Because of their linking, these datasets form a giant web of data or a knowledge graph, which connects a vast amount of descriptions of entities and concepts of general importance. For example, there are several descriptions of the city of Varna (e.g., one derived from Wikipedia, another from GeoNames, etc.).
Semantic metadata amounts to semantic tags that are added to regular Web pages in order to better describe their meaning. For instance, the home page of the Bulgarian Institute for Oceanography can be semantically annotated with references to several appropriate concepts and entities, e.g., Varna, Academic Institution and Oceanography.
Such metadata makes it much easier to find Web pages based on semantic criteria. It resolves any potential ambiguity and ensures that when we search for Paris (the capital of France), we will not get pages about Paris Hilton.
If we want to have a well-determined relationship between the subject of the Web page and the corresponding page or document, it is best to use one of the structured data metadata schemes. Currently, the most popular such scheme is Schema.org, which was established by Google, Yahoo, Microsoft and Yandex. According to a recent study of the University of Mannheim, in 2015, 30% of the Web pages contained Semantic Metadata.
The Semantic Web provides a common framework that allows data to be shared and reused across application, enterprise, and community boundaries. It is a collaborative effort led by W3C with participation from a large number of researchers and industrial partners.
Fundamental for the adoption of the Semantic Web vision was the development of a set of standards established by the international standards body – the World Wide Web Consortium (W3C):
The availability of such standards fostered the development of an ecosystem of different tools from various providers, e.g.: database engines, such as GraphDB, that deal with RDF data (known as triplestores), ontology editors, tagging tools that use text analysis to automatically generate semantic metadata, semantic search engines and much more.

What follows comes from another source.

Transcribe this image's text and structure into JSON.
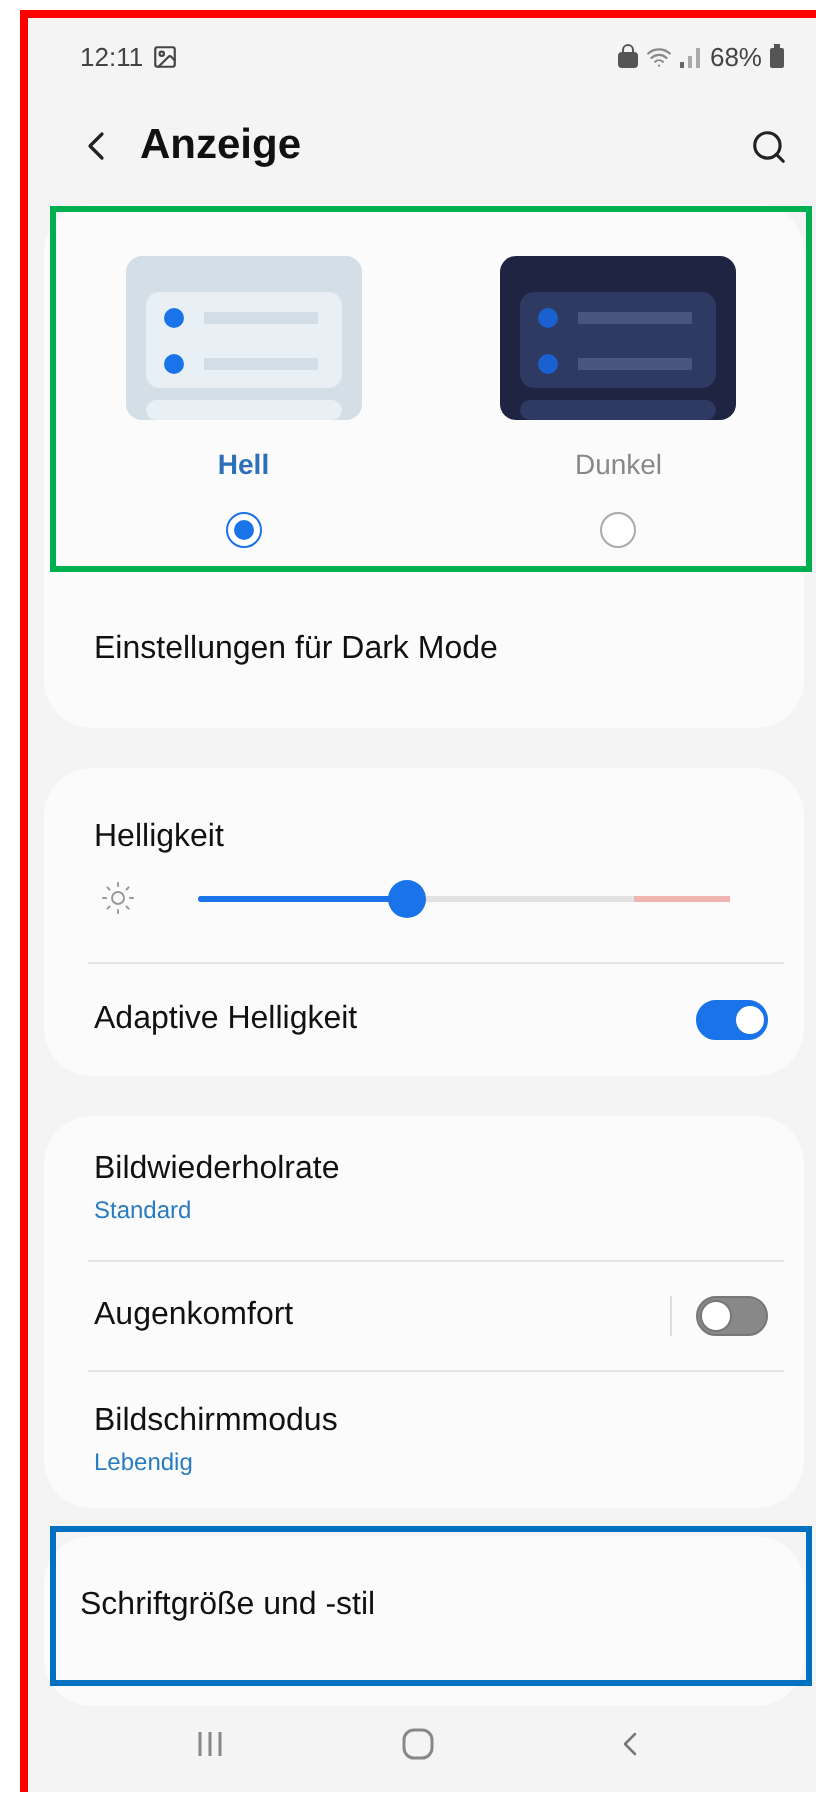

Although knowledge graphs came later, they quickly became a powerful driver for the adoption of Semantic Web standards and all the semantic technologies that implement them. Knowledge graphs bring the Semantic Web paradigm to the enterprises, by introducing semantic metadata to drive data management and content management to new levels of efficiency and breaking silos to let them synergize with various forms of knowledge management.
Enterprise knowledge graphs use ontologies to make explicit various conceptual models (schemas, taxonomies, vocabularies, etc.) used across different systems in the enterprise. Using the enterprise data management slang, knowledge graphs represent a premium sort of semantic reference data: a collection of interlinked descriptions of entities – objects, events or concepts.

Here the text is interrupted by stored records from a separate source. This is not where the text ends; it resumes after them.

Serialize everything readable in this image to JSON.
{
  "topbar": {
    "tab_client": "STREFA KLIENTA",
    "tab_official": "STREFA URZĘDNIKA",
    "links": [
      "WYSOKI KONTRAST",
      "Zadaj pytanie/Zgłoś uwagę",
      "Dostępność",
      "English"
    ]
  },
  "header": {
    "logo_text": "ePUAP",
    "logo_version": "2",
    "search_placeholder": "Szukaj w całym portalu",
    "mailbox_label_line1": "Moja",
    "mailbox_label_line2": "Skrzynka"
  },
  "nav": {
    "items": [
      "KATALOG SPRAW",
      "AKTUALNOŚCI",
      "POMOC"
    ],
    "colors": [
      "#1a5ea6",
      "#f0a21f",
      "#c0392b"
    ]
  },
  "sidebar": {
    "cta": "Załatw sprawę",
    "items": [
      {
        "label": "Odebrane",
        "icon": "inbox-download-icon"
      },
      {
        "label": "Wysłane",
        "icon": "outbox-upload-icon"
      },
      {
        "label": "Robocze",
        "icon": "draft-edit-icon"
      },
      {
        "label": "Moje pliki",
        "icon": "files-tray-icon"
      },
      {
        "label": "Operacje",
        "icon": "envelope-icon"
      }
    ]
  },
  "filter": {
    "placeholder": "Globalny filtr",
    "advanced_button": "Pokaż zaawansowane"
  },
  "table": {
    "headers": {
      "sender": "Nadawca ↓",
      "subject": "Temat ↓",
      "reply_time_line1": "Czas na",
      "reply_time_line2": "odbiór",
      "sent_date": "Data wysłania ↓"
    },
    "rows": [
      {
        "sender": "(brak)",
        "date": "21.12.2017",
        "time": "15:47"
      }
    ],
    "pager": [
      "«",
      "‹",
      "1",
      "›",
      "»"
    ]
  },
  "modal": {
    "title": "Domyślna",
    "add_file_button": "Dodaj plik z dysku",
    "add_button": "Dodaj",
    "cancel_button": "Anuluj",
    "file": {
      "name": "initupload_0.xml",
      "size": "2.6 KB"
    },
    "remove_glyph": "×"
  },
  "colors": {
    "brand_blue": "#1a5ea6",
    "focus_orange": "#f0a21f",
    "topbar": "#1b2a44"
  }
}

In this way, knowledge graphs help organizations smarten up proprietary information by using global knowledge as context for interpretation and source for enrichment.
The Semantic Web is the web of connections between different forms of data that allow a machine to do something it wasn’t able to do directly.
Cit. Weaving the Web: The Original Design and Ultimate Destiny of the World Wide Web by its inventor, p. 185
Thanks to their capacity to boost the generation, integration and understanding of data, the Semantic Web concepts were rapidly adopted in data and information management. Today, multiple organizations use Linked Data as a mechanism to publish master data internally. The Semantic Web standards are widely used in the development of knowledge graphs in different domains: government (for instance Legislation.gov.uk), media (BBC was the pioneer), science (both Elsevier and Springer Nature use GraphDB), financial services, etc.